鈴木が演じるのは、ゲイであることを隠しながら鬱屈とした思春期を過ごし、現在はファッション誌の編集者になり、自由で満たされた毎日を過ごす浩輔。ある日浩輔は、シングルマザーである母、妙子との生活を慈しみながら、パーソナルトレーナーとして働く、宮沢扮する美しい青年、龍太と出会う。トレーニングを通じて二人は惹かれ合い、ときに妙子を交え幸せな日々を過ごしていたが、突如思いもよらない運命が彼らの身に降りかかる。愛と絆におけるエゴイズムの意味を問うリアルな人間模様が、彼らのみずみずしい演技とともに物語られる。
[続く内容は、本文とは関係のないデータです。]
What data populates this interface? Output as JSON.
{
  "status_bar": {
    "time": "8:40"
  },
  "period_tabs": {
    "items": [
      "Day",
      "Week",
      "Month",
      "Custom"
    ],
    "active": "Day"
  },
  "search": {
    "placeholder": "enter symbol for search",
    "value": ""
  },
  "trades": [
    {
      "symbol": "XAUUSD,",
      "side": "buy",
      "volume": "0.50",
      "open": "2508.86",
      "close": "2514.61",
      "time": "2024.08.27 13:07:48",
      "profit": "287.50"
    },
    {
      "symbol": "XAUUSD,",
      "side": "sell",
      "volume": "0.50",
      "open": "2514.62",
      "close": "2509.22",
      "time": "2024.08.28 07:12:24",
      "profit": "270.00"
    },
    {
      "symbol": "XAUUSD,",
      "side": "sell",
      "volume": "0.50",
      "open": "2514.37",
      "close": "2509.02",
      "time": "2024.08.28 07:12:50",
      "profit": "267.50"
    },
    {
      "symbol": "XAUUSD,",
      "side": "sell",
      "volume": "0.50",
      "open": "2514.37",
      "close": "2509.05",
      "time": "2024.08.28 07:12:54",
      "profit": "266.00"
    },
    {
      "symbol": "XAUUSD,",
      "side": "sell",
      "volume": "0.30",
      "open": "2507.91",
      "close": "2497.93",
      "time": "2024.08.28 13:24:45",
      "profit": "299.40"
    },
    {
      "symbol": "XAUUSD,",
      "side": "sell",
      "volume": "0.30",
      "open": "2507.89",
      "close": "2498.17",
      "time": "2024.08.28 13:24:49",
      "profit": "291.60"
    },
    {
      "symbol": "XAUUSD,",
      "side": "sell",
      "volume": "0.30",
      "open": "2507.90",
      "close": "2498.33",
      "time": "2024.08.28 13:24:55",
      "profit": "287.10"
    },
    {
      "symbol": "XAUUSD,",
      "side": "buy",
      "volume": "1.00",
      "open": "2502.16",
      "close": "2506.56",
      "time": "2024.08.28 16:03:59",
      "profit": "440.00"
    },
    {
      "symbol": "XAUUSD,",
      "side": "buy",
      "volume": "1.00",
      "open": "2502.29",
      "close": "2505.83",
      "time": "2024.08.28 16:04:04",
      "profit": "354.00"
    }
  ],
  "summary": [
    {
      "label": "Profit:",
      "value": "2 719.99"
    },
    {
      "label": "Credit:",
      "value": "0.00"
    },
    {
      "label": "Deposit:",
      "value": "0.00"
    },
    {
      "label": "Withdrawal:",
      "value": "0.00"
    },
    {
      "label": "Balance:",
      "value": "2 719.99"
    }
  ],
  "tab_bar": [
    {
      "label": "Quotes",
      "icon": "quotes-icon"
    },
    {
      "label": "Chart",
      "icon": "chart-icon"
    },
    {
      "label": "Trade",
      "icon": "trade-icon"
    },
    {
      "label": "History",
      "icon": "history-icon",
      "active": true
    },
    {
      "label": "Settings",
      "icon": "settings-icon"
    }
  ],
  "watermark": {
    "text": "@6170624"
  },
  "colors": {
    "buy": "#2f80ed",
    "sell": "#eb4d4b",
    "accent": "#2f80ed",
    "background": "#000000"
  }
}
鈴木 この物語で浩輔を演じるにあたり、原作者の高山真さんを知る方々を取材させていただきました。知人として高山さんと交流があった方、彼の職業であった雑誌の編集者の同僚、あと同じセクシュアリティの友人という3種類の知人たちとの対話が、演じるうえでの大切な要素になりました。そのなかで印象的だったのは、自叙伝的な原作で描かれる主人公に対して、真逆の意見が出たこと。ある人は、実際の彼のキャラクターとは違う、理想の自分を書いたのではないか。ある人は、周りには見せていない本当の自分を書いたのではないか、と。いろいろな人が自分を違う見方で見ているけど、どれも間違ってはいなくて、それらすべてがひとつになって"自分"が表せられる。これって人間の真理なんだろうと思ったんです。
宮沢 僕が演じる龍太という役も、そういう意味で、人として嘘のない人物でいたいと考えていました。この作品でももちろん台本はありますが、演じるなかで出てくる僕たちが本当に伝えたい気持ちを、撮影前のワークショップからすでに松永(大司)監督が引き出してくれていたんです。「自分が入りたいときに入っていいよ」「しゃべりたいときにしゃべっていいよ」と、絶対役者ファーストで撮ってくださる。
鈴木 すごく役者がリラックスできるような撮り方なんです。事前にカメラをしばらく回していて、俳優のための時間をつくってくれますし、繰り返し撮る場合も、それによって初めてのように撮ってくれる。
宮沢 そうですね。だから、本番で出る表情や言葉にまったく嘘がない。同時に、何か別のものが混ざっていたら監督もすぐに見抜きますし、いっさい妥協を許さない。感情から素直に生まれる表現を重んじていたからこそ、純粋な二人の物語を撮れたのだと思っています。
鈴木 監督の「とにかくその人間でいてほしい」という想いを理解できましたし、僕もこういう撮り方だと知った時点で、何が起こるかも知らないほうがいいんだろうなと思ったから、セリフをあまり覚えずにまっさらな状態で撮影に臨んでいて。演じるシーンの前に起きたことだけを理解しておいて、あとはその場で起こることに、台本に関係なく対応していきました。
お酒を飲みながらふざけ合ったり、妙子と3人で食卓を囲んだり、どの場面も自然な空気が流れる。撮影を振り返り、「浩輔と龍太でいる僕たちの日常がたまたま撮られていただけ」と二人は口をそろえて語る。それは不思議な体験であり、俳優として幸せな時間だったという。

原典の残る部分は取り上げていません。